Part B./C. Pharmaceutical science and applied project

Student complete:

• PSC2012 Molecular pharmacology
• PSC2322 Molecular cell biology
• PSC2332 Disease focused pharmacology - peripheral

One of the following units:

• PSC2122 Synthetic organic chemistry
• PSC2132 Introduction to spectroscopy
• PSC2142 Computational chemistry
• PSC2222 Formulation chemistry

Plus the following units:

• PSC3311 Microbiology and immunology
• PSC3321 Disease focused pharmacology - CNS
• PSC3111 Molecular basis of drug action
• PSC3041 Applied analytical methods
• PSC3112 Drug discovery and development
• PSC3322 Current aspects of cancer biology

Part C. Honours research program (60 points)

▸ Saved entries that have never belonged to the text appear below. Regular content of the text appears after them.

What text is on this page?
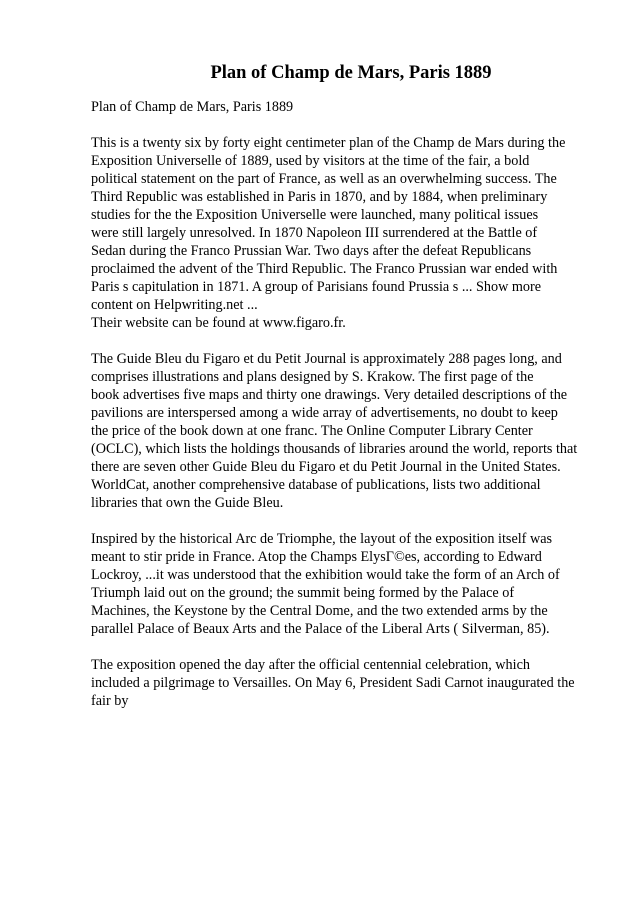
Plan of Champ de Mars, Paris 1889
Plan of Champ de Mars, Paris 1889
This is a twenty six by forty eight centimeter plan of the Champ de Mars during the
Exposition Universelle of 1889, used by visitors at the time of the fair, a bold
political statement on the part of France, as well as an overwhelming success. The
Third Republic was established in Paris in 1870, and by 1884, when preliminary
studies for the the Exposition Universelle were launched, many political issues
were still largely unresolved. In 1870 Napoleon III surrendered at the Battle of
Sedan during the Franco Prussian War. Two days after the defeat Republicans
proclaimed the advent of the Third Republic. The Franco Prussian war ended with
Paris s capitulation in 1871. A group of Parisians found Prussia s ... Show more
content on Helpwriting.net ...
Their website can be found at www.figaro.fr.
The Guide Bleu du Figaro et du Petit Journal is approximately 288 pages long, and
comprises illustrations and plans designed by S. Krakow. The first page of the
book advertises five maps and thirty one drawings. Very detailed descriptions of the
pavilions are interspersed among a wide array of advertisements, no doubt to keep
the price of the book down at one franc. The Online Computer Library Center
(OCLC), which lists the holdings thousands of libraries around the world, reports that
there are seven other Guide Bleu du Figaro et du Petit Journal in the United States.
WorldCat, another comprehensive database of publications, lists two additional
libraries that own the Guide Bleu.
Inspired by the historical Arc de Triomphe, the layout of the exposition itself was
meant to stir pride in France. Atop the Champs ElysΓ©es, according to Edward
Lockroy, ...it was understood that the exhibition would take the form of an Arch of
Triumph laid out on the ground; the summit being formed by the Palace of
Machines, the Keystone by the Central Dome, and the two extended arms by the
parallel Palace of Beaux Arts and the Palace of the Liberal Arts ( Silverman, 85).
The exposition opened the day after the official centennial celebration, which
included a pilgrimage to Versailles. On May 6, President Sadi Carnot inaugurated the
fair by
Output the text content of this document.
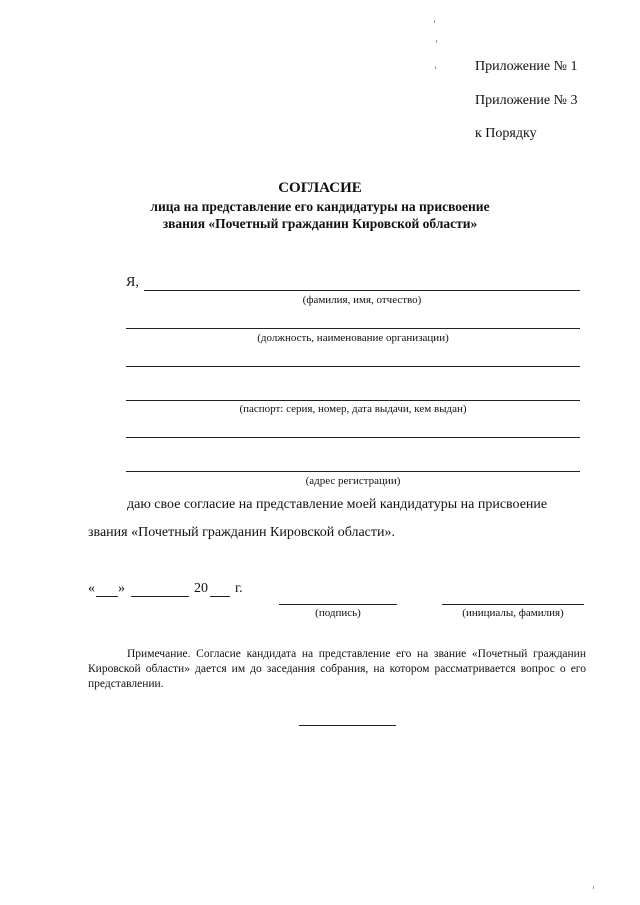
Приложение № 1
Приложение № 3
к Порядку
СОГЛАСИЕ
лица на представление его кандидатуры на присвоение
звания «Почетный гражданин Кировской области»
Я,
(фамилия, имя, отчество)
(должность, наименование организации)
(паспорт: серия, номер, дата выдачи, кем выдан)
(адрес регистрации)
даю свое согласие на представление моей кандидатуры на присвоение
звания «Почетный гражданин Кировской области».
« »	20 г.
(подпись)	(инициалы, фамилия)
Примечание. Согласие кандидата на представление его на звание «Почетный гражданин Кировской области» дается им до заседания собрания, на котором рассматривается вопрос о его представлении.
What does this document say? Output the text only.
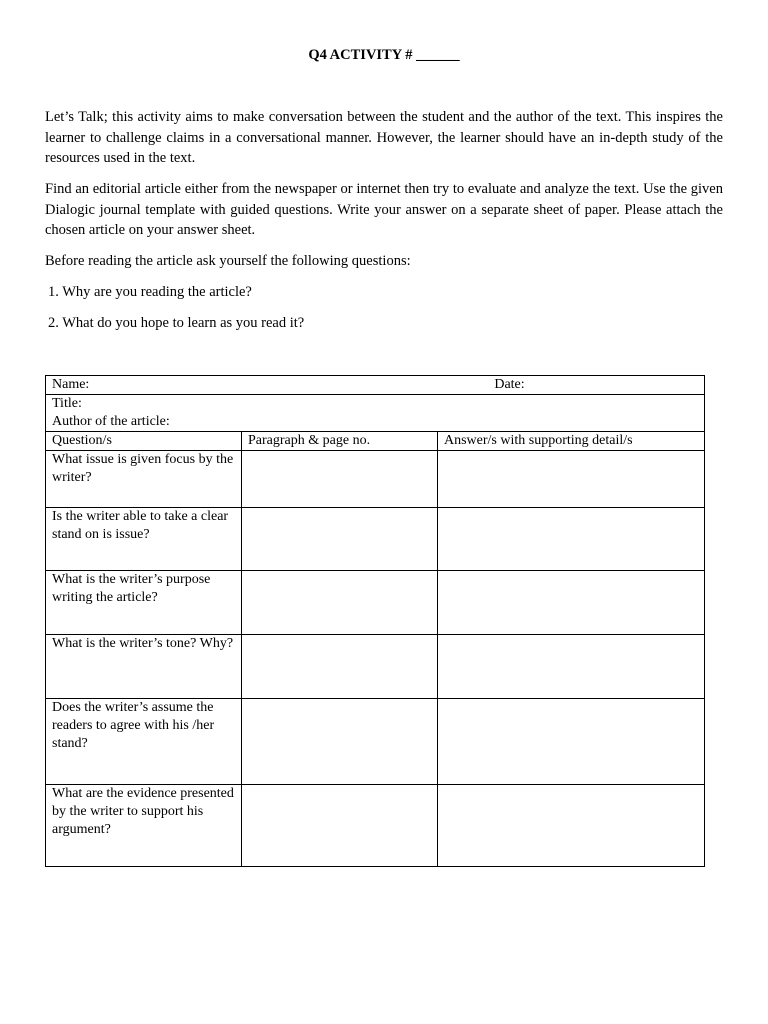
Q4 ACTIVITY # ______
Let’s Talk; this activity aims to make conversation between the student and the author of the text. This inspires the learner to challenge claims in a conversational manner. However, the learner should have an in-depth study of the resources used in the text.
Find an editorial article either from the newspaper or internet then try to evaluate and analyze the text. Use the given Dialogic journal template with guided questions. Write your answer on a separate sheet of paper. Please attach the chosen article on your answer sheet.
Before reading the article ask yourself the following questions:
1. Why are you reading the article?
2. What do you hope to learn as you read it?
Name: Date:		

Title:
Author of the article:		

Question/s	Paragraph & page no.	Answer/s with supporting detail/s
What issue is given focus by the writer?		
Is the writer able to take a clear stand on is issue?		
What is the writer’s purpose writing the article?		
What is the writer’s tone? Why?		
Does the writer’s assume the readers to agree with his /her stand?		
What are the evidence presented by the writer to support his argument?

Students complete the pre honours research project (12 points) specified for their specialisation in semester 2 of their third year and the remaining units (48 points) in their final year.

Formulation science

• PSC3532 Formulation science pre honours research project (12 points)
• PSC4211 Advanced formulation science (12 points)
• PSC4212 Research in formulation science (36 points)

Medicinal chemistry

• PSC3432 Medicinal chemistry pre honours research project (12 points)
• PSC4111 Advanced medicinal chemistry 12 points)
• PSC4112 Research in medicinal chemistry (36 points)

Drug discovery biology

• PSC3532 Drug discovery biology pre honours research project (12 points)
• PSC4311 Advanced drug discovery biology (12 points)
• PSC4312 Research in drug discovery biology (36 points)

Minimum grade for course completion

Students in this course are required to maintain at least a distinction average of 70 per cent or above as their weighted average mark (WAM) to remain in the course. The average is a cumulative course average. Should the WAM fall below the required standard students will be transferred to 2894 Bachelor of Pharmaceutical Science.